All of this is compounded by an impossibly crippling itinerary that encompasses 15 different towns and cities in two months, by the psychological uncertainty caused by the recent outbreak of plague that delayed the tour by a week and, not least, by opponents strong and confident at home who have won seven and lost none of their previous 11 Tests.

'I appreciate they're at home and will have an advantage, but once conditions are reasonable we have the balance to meet any eventuality,' Walsh said in his response to understandable pessimism back home.

His other perspective is more realistic. 'We've got to make these youngsters aware from the start that India is different in almost every way to home and to anywhere they may have been before. It's a new challenge and once they accept that they can do well and come back tougher and better cricketers.'

This is the first of four consecutive series for the West Indies - New Zealand away, Australia at home and England away next summer follow one after the other.

The new batsmen are Stuart Williams, 25, and Roland Holder, 26, both of whom took centuries off Mike Atherton's England tourists last season, and Sherwin Campbell, 23, who hit three centuries in the five Red Stripe Cup matches.

Those who must now support Walsh in attack are Andy Cummins and Kenny Benjamin, who have only 10 Tests between them, and Cameron Cuffy and Barrington Browne, who have none. In height and method, if not in effectiveness, Cuffy is an Ambrose clone who would have benefited from his season with Surrey, while Browne is eighth in the pecking order of fast bowlers in the absence of Ambrose, Bishop and Winston Benjamin.

There is even the rarity of a specialist leg-spinner, the 25- year-old Trinidian Rajindra Dhanraj, although his presence is as much a deterrent against the Indians doctoring pitches to suit their own spinners as anything else.

Realistically the burden is bound to fall on Walsh and his chief lieutenants, Brian Lara, now elevated to the vice-captaincy, and Carl Hooper and Phil Simmons, the only others with Test experience in India.

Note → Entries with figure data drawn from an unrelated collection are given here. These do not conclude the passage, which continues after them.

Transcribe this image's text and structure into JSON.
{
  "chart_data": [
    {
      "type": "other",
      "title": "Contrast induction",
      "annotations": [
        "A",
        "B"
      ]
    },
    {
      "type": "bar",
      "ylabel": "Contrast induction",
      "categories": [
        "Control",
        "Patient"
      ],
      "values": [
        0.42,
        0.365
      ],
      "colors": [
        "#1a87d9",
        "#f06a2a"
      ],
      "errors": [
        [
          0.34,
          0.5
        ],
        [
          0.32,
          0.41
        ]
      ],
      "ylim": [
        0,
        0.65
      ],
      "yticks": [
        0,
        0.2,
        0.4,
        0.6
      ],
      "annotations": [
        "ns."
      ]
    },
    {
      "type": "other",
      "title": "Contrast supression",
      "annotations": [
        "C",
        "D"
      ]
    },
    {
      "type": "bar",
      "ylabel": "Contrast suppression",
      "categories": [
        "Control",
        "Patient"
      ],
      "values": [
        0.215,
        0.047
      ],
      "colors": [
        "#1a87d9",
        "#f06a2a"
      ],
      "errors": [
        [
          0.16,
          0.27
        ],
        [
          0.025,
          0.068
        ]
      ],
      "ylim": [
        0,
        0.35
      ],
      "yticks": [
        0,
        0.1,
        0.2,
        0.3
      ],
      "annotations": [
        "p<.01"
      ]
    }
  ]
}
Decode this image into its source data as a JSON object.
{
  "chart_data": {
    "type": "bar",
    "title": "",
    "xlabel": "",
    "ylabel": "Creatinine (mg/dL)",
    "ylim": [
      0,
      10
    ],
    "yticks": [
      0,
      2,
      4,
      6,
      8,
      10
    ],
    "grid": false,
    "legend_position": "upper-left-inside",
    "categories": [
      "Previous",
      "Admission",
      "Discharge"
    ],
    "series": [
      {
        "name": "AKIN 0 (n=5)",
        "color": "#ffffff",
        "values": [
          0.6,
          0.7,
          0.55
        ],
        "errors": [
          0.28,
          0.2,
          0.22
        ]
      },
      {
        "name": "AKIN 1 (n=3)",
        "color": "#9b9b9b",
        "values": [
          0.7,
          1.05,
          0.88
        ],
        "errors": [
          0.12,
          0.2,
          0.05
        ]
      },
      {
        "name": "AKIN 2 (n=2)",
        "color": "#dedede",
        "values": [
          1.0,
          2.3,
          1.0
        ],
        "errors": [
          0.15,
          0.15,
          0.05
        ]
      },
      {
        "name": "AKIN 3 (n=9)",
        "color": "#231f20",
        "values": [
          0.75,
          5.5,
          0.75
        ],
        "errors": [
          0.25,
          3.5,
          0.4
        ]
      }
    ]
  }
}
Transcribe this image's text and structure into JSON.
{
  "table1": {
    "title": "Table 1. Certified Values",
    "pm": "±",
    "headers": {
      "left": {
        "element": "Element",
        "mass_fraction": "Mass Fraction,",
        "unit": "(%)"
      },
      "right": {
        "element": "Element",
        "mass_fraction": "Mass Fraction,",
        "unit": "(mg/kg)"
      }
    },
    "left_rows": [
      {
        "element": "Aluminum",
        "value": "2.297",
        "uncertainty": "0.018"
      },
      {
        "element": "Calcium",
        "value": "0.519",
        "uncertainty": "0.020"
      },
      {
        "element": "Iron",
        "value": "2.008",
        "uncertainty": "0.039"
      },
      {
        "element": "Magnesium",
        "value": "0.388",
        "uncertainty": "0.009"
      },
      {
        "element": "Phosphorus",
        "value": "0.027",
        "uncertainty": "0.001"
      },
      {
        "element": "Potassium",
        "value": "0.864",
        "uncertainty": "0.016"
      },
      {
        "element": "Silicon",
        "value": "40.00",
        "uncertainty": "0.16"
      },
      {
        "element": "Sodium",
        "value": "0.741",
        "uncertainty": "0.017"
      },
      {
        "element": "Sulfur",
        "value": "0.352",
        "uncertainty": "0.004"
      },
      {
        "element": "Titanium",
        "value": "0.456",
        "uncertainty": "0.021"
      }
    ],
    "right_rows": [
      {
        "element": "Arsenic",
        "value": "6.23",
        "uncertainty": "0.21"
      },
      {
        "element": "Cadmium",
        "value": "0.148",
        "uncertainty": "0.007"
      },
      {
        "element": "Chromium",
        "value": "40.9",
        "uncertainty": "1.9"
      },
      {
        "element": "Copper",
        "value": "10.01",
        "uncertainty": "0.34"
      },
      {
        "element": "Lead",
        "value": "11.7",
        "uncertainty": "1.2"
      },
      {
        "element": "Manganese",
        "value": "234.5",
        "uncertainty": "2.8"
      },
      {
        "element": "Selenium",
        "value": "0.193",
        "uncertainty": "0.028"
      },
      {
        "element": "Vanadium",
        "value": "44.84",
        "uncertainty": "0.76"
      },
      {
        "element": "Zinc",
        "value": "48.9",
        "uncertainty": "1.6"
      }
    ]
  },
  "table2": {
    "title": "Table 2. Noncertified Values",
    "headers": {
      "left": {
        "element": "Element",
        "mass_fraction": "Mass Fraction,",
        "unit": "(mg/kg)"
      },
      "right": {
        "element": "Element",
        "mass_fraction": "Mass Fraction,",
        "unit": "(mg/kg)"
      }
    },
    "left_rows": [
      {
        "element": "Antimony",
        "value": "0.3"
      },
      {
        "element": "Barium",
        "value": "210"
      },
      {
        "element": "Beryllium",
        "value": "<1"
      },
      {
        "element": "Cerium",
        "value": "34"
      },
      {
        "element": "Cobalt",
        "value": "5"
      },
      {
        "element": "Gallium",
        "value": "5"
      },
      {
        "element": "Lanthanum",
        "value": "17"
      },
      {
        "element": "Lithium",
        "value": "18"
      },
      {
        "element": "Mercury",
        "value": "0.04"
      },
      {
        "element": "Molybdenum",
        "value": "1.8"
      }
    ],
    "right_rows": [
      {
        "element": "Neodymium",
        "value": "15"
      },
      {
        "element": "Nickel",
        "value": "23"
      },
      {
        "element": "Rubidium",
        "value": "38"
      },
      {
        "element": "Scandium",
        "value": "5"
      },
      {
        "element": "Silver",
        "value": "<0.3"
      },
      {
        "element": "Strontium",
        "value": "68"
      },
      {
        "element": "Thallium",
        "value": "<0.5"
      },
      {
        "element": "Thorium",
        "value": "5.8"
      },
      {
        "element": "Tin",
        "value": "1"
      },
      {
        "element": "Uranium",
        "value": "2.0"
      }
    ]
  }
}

It necessitates a shift in emphasis, identified by Michael Holding. 'We've heard a lot about our intimidating fast bowling but now we've got to develop intimidating batting that builds big totals so that this limited attack has something to bowl at,' the former Test bowler said.

And that, of course, means Lara. The prospect of proving himself against high-class spin bowling in alien conditions, the presence of two younger challengers for his batting crown in the opposition, Sachin Tendulkar and Vinod Kambli, should concentrate his mind wonderfully.

Lara's tour, however, got off to a bad start yesterday. He did not play in the five-wicket defeat in the opening match against Chandigarh and was fined an undisclosed sum, along with Hooper, for missing a pre-tour meeting of the West Indies squad in London.

ITINERARY: 17 Oct: First one-day international (Faridabad); 20: Second one-day international (Bombay); 7 Nov: Third one- day international (Vishakhapatnam); 9: Fourth one-day international (Cuttack); 11: Fifth one-day international (Jaipur); 13-15: Board President's XI (Bangalore); 18-22: First Test (Bombay); 25-27: Bombay (Ranji Trophy champions) (Calicut); 1-5 Dec: Second Test (Nagpur); 10-14: Third Test (Chandigarh). Triangular one-day series: 23 Oct: India v West Indies (Madras); 26: West Indies v New Zealand (Goa); 28: India v New Zealand (Baroda); 30: India v West Indies (Kanpur); 1 Nov: West Indies v New Zealand (Guwahati); 3: India v New Zealand (Delhi); 5: Day / night final (Calcutta).